Hand-Arm Vibration Syndrome (HAVS)

What is it?

Hand-arm vibration syndrome, HAVS is a condition which can affect the circulation, sensory and motor nerves and cause musculo-skeletal problems and can damage blood vessels and nerves in the fingers.

Also known as Dead Man’s Hand or White Finger Disease, HAVS is the most common secondary cause of Raynaud's. During an attack the blood vessels narrow and the blood supply to the fingers is reduced.


Fingertips turn white after exposure to cold, and with increased vibration this condition progresses to the base of the fingers. Attacks last several minutes to over an hour and often end with considerable pain.

The friction resulting from the excessive repetitive activity causes a sharp or achy pain, tenderness and stiffness of the joint, which is moved by the tendon. It may last for only a few days, but in some cases can go on for many weeks or even months. However, treatment usually helps. During the attack fingers feel numb to the touch, and pain and temperature sensitivity are often greatly reduced.

Exposure to HAVS over many years can lead to reduced grip strength and numbness and temperature sensitivity may persist between attacks. Problems such as cyst formation in the carpal bones can also result.

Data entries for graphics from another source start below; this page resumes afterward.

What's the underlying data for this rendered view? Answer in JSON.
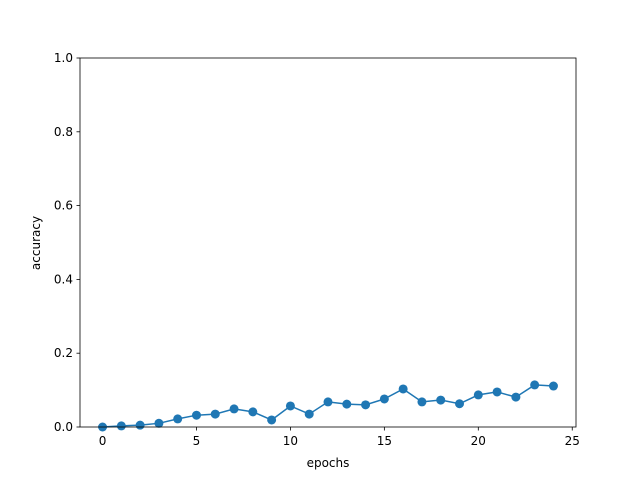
{
  "chart_data": {
    "type": "line",
    "x": [
      0,
      1,
      2,
      3,
      4,
      5,
      6,
      7,
      8,
      9,
      10,
      11,
      12,
      13,
      14,
      15,
      16,
      17,
      18,
      19,
      20,
      21,
      22,
      23,
      24
    ],
    "series": [
      {
        "color": "#1f77b4",
        "values": [
          0,
          0.003,
          0.005,
          0.01,
          0.022,
          0.032,
          0.035,
          0.049,
          0.041,
          0.019,
          0.057,
          0.035,
          0.068,
          0.062,
          0.06,
          0.076,
          0.103,
          0.068,
          0.073,
          0.063,
          0.087,
          0.095,
          0.081,
          0.114,
          0.111
        ]
      }
    ],
    "xlabel": "epochs",
    "ylabel": "accuracy",
    "xlim": [
      -1.2,
      25.2
    ],
    "xticks": [
      0,
      5,
      10,
      15,
      20,
      25
    ],
    "ylim": [
      0,
      1
    ],
    "yticks": [
      {
        "value": 0,
        "label": "0.0"
      },
      0.2,
      0.4,
      0.6,
      0.8,
      {
        "value": 1,
        "label": "1.0"
      }
    ]
  }
}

  • Rotate repetitive activities and job duties to reduce stress and take frequent breaks throughout the day.
  • Adjusting an existing lifestyle can control Raynaud's. This may include protection from the cold, avoiding excessive emotional stress, minimizing the use of vibrating tools and wearing Personal Protective Equipment (PPE that will provide support during repetitive tasks.)
  • IMPACTO's anti-vibration Air Gloves are designed to dampen and absorb the shock and vibration and have proven to be an effective means for prevention.
  • Wrist supports will help to prevent over flexion and over extension of the wrist which helps prevent further onset of conditions such as carpal tunnel syndrome associated with vibraton.


  • More severe cases may require medical treatment, such as drugs to help dilate blood vessels. Consult your physician before taking any medications. In some cases surgery is necessary.
  • There is no known cure for Raynaud's Disease; therefore, effective preventative measures are essential.